Life Cycle of JSF Application

Started by thiruvasagamani, Aug 28, 2008, 07:49 PM

Previous topic - Next topic


The life cycle is defined as the processes and phases needs to go through to generate the response for a given request. For JSF, it consists of following six steps that an application follows when any request comes to the system for the processing.

Phase 1: Restore View

A request comes via the FacesServlet controller. It examines the request and extracts the view ID that is determined by the name of the JSP page. The JSF framework controller uses the view ID to look up the components for the current view. If the view doesn't already exist, the JSF controller creates it. If the view already exists, the JSF controller uses it. The view contains all the GUI components. This phase of the lifecycle presents three view instances: new view, initial view, and post back, and each one handled separately.

Phase 2: Apply request values

In this phase each component retrieves its current state. The components are first retrieved or created from the FacesContext object, followed by their values which are typically retrieved from the request parameters, although they can also be retrieved from cookies or headers. If a component's immediate event handling property is not set to true, the values are just converted. So if the field is bound to an Integer property, the value is converted to an Integer but if value conversion fails, an error message is generated and queued in the FacesContext to be displayed in the render response phase.

Phase 3: Process validation

The first event handling of the lifecycle takes place after the apply request values phase. In this stage, each component have its values validated against the application's validation rules. The validation rules can be pre-defined or defined by the developer. Values entered by the user are compared to the validation rules. If an entered value is invalid, an error message is added to FacesContext, and the component is marked invalid. If a component is marked invalid, JSF advances to the render response phase, which will display the current view with the validation error messages.

Phase 4: Update model values

It updates the actual values of the server-side model, by updating the properties of backing beans (also known as managed beans). Only bean properties that are bound to a component's value will be updated. As this phase happens after validation, so the values copied to bean's properties are also valid.
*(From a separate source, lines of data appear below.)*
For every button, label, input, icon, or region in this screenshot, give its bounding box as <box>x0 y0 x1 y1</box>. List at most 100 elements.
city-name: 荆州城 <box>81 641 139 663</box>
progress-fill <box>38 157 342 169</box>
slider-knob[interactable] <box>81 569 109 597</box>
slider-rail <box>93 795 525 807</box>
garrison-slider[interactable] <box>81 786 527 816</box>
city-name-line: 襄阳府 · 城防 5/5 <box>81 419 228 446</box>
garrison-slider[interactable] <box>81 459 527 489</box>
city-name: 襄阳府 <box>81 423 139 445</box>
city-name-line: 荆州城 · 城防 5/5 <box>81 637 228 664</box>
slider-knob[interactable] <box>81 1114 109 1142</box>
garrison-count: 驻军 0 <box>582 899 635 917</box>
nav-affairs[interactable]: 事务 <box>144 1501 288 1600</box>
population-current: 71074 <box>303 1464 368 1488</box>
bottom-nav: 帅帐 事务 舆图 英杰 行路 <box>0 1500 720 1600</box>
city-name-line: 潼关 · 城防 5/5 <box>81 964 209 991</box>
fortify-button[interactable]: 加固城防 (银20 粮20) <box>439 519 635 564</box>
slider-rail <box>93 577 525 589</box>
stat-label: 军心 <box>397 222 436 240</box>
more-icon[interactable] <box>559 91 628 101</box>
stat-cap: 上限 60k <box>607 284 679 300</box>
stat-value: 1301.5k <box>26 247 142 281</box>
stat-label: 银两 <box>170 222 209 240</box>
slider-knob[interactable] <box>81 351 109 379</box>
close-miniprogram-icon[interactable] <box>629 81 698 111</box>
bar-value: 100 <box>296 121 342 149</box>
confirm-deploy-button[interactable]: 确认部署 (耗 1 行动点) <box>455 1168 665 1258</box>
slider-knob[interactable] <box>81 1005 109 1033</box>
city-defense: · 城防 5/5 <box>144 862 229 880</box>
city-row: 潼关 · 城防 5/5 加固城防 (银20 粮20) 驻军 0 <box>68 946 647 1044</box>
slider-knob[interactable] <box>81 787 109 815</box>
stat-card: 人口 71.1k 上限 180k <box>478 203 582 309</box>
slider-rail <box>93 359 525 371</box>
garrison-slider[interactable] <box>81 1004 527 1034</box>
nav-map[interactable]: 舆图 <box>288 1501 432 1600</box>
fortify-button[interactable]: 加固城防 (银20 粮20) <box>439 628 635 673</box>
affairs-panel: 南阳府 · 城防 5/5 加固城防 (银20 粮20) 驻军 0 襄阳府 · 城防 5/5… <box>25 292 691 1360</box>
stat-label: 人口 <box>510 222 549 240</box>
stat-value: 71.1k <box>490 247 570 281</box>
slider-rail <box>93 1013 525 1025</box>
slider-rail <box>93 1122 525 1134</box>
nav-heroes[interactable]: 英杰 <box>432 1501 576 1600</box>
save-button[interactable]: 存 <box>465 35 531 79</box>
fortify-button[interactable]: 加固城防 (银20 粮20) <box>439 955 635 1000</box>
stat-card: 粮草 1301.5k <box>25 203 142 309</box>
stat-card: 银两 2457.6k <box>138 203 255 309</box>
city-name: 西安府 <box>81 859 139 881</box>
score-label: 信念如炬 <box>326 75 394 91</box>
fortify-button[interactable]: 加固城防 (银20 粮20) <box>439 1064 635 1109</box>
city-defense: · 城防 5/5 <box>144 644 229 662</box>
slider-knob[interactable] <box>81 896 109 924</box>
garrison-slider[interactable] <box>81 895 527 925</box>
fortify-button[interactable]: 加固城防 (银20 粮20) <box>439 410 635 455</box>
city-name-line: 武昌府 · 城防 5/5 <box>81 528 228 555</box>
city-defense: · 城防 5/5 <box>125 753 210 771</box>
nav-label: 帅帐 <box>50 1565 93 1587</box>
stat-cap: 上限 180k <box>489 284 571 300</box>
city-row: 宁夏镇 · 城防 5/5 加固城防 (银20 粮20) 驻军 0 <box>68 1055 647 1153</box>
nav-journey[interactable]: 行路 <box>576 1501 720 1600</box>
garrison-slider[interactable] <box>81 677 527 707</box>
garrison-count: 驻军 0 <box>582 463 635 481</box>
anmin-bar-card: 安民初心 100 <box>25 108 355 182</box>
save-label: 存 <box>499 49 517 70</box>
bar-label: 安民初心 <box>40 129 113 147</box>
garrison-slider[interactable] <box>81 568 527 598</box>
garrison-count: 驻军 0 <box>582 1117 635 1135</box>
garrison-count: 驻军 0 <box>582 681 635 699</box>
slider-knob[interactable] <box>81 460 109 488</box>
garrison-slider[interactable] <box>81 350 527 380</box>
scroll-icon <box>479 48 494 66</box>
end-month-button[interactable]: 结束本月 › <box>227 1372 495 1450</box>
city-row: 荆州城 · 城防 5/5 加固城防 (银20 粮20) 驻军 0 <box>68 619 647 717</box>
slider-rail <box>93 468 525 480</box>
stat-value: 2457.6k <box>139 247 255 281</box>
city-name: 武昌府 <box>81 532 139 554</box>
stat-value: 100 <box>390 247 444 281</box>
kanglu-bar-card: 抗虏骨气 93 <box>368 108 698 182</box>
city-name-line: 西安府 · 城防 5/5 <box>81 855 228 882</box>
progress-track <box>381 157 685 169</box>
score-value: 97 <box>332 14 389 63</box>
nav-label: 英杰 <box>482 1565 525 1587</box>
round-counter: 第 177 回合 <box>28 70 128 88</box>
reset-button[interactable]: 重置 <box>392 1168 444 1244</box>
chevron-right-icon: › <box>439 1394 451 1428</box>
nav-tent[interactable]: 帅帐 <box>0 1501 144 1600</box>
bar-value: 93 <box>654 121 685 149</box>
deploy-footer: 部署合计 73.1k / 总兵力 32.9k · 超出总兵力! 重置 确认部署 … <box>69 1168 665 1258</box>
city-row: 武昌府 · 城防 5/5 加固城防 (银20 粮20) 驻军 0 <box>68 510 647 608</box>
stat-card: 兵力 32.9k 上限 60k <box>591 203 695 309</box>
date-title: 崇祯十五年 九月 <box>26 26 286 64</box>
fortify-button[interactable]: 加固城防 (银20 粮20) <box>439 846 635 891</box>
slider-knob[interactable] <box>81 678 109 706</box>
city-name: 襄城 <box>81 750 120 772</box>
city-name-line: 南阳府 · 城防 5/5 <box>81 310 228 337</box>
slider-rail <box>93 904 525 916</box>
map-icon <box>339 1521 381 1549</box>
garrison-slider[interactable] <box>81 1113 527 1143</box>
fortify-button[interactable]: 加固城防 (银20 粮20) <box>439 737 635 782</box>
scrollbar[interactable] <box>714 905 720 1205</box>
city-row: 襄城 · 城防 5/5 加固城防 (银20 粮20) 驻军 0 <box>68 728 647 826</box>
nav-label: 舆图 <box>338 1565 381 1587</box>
Phase 5: Invoke application

Here the JSF controller invokes the application to handle Form submissions. The component values are converted, validated, and applied to the model objects, so we can now use them to execute the application's business logic. At this phase the next logical view for a given sequence or number of possible sequences are specified by defining a specific outcome for a successful form submission and returning that outcome.
For example: on successful outcome, move the user to the next page. For this navigation, create a mapping to the successful outcome as a navigation rule in the faces-config.xml file. Once the navigation occurs, can move to the final phase of the lifecycle.

Phase 6: Render response

Render Response view with all of its components in their current state are displayed. The application utilizes common JSF GUI components like Radio List, List, Text Field, Label, Panel etc.